Probability for a random permutation

Question

Given a set of $N$ elements and a uniformly distributed random number generator, which always generates values between $0$ and $N-1$. Then the probability to get a random permutation (without re-draws) is given by:

$$p_{0, right} = \prod_{i = 1}^{N-1} \frac{N-i}{N}$$

The $0$ indicates no re-draw. For the example N = 4, this results in following:

$$p_{0, right} = \frac{3}{4} \cdot \frac{2}{4} \cdot \frac{1}{4} = 0.09375$$

If we are allowed, to re-draw once, then the probability increases. Re-drawing can happen at any position. For the given example above, we can re-draw at three different positions. If we re-draw at the first position, the probability for that is given by:

$$p_{1} = \left( \frac{3}{4} + \frac{1}{4} \cdot \frac{3}{4} \right) \cdot \frac{2}{4} \cdot \frac{1}{4}$$

This is repeated for all other re-draw positions, to get $p_{2,3}$. The probability to get a random permutation with maximum 1 re-draw is then given by

$$p_{1, right} = p_{0, right} + p_1 + p_2 + p_3$$

My question no is how to generalize this for to $k$ re-draws?

Answer 1

Your probability isn't right because you're overcounting the cases where you don't have to redraw; they're counted in all four of your terms.

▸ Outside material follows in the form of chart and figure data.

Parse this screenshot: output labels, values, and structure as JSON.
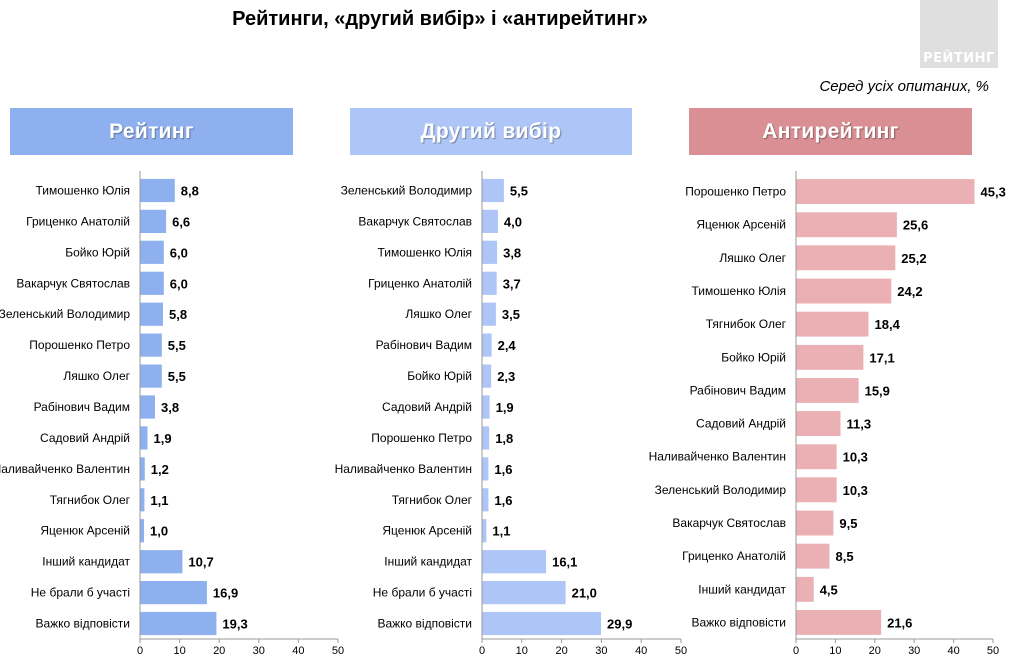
{
  "title": "Рейтинги, «другий вибір» і «антирейтинг»",
  "logo_text": "РЕЙТИНГ",
  "subtitle": "Серед усіх опитаних, %",
  "chart_data": [
    {
      "type": "bar",
      "orientation": "horizontal",
      "title": "Рейтинг",
      "header_color": "#8fb0ef",
      "bar_color": "#8fb0ef",
      "xlim": [
        0,
        50
      ],
      "xticks": [
        0,
        10,
        20,
        30,
        40,
        50
      ],
      "categories": [
        "Тимошенко Юлія",
        "Гриценко Анатолій",
        "Бойко Юрій",
        "Вакарчук Святослав",
        "Зеленський Володимир",
        "Порошенко Петро",
        "Ляшко Олег",
        "Рабінович Вадим",
        "Садовий Андрій",
        "Наливайченко Валентин",
        "Тягнибок Олег",
        "Яценюк Арсеній",
        "Інший кандидат",
        "Не брали б участі",
        "Важко відповісти"
      ],
      "values": [
        8.8,
        6.6,
        6.0,
        6.0,
        5.8,
        5.5,
        5.5,
        3.8,
        1.9,
        1.2,
        1.1,
        1.0,
        10.7,
        16.9,
        19.3
      ],
      "labels": [
        "8,8",
        "6,6",
        "6,0",
        "6,0",
        "5,8",
        "5,5",
        "5,5",
        "3,8",
        "1,9",
        "1,2",
        "1,1",
        "1,0",
        "10,7",
        "16,9",
        "19,3"
      ]
    },
    {
      "type": "bar",
      "orientation": "horizontal",
      "title": "Другий вибір",
      "header_color": "#aec6f7",
      "bar_color": "#aec6f7",
      "xlim": [
        0,
        50
      ],
      "xticks": [
        0,
        10,
        20,
        30,
        40,
        50
      ],
      "categories": [
        "Зеленський Володимир",
        "Вакарчук Святослав",
        "Тимошенко Юлія",
        "Гриценко Анатолій",
        "Ляшко Олег",
        "Рабінович Вадим",
        "Бойко Юрій",
        "Садовий Андрій",
        "Порошенко Петро",
        "Наливайченко Валентин",
        "Тягнибок Олег",
        "Яценюк Арсеній",
        "Інший кандидат",
        "Не брали б участі",
        "Важко відповісти"
      ],
      "values": [
        5.5,
        4.0,
        3.8,
        3.7,
        3.5,
        2.4,
        2.3,
        1.9,
        1.8,
        1.6,
        1.6,
        1.1,
        16.1,
        21.0,
        29.9
      ],
      "labels": [
        "5,5",
        "4,0",
        "3,8",
        "3,7",
        "3,5",
        "2,4",
        "2,3",
        "1,9",
        "1,8",
        "1,6",
        "1,6",
        "1,1",
        "16,1",
        "21,0",
        "29,9"
      ]
    },
    {
      "type": "bar",
      "orientation": "horizontal",
      "title": "Антирейтинг",
      "header_color": "#d98f93",
      "bar_color": "#eab0b3",
      "xlim": [
        0,
        50
      ],
      "xticks": [
        0,
        10,
        20,
        30,
        40,
        50
      ],
      "categories": [
        "Порошенко Петро",
        "Яценюк Арсеній",
        "Ляшко Олег",
        "Тимошенко Юлія",
        "Тягнибок Олег",
        "Бойко Юрій",
        "Рабінович Вадим",
        "Садовий Андрій",
        "Наливайченко Валентин",
        "Зеленський Володимир",
        "Вакарчук Святослав",
        "Гриценко Анатолій",
        "Інший кандидат",
        "Важко відповісти"
      ],
      "values": [
        45.3,
        25.6,
        25.2,
        24.2,
        18.4,
        17.1,
        15.9,
        11.3,
        10.3,
        10.3,
        9.5,
        8.5,
        4.5,
        21.6
      ],
      "labels": [
        "45,3",
        "25,6",
        "25,2",
        "24,2",
        "18,4",
        "17,1",
        "15,9",
        "11,3",
        "10,3",
        "10,3",
        "9,5",
        "8,5",
        "4,5",
        "21,6"
      ]
    }
  ]
}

A simpler approach to this: The probability $p(N,k)$ of getting a permutation of $N$ elements allowing $k$ redraws is the probability of getting all $N$ elements in $N+k$ draws. This corresponds to the probability distribution of the coupon collector's problem for $N$ coupon types, which is given e.g. here; see also here and here. Thus

$$ p(N,k)=\frac{N!}{N^{N+k}}\left\{N+k\atop N\right\}=\frac1{N^{N+k}}\sum_{j=0}^N(-1)^{N-j}\binom Njj^{N+k}\;. $$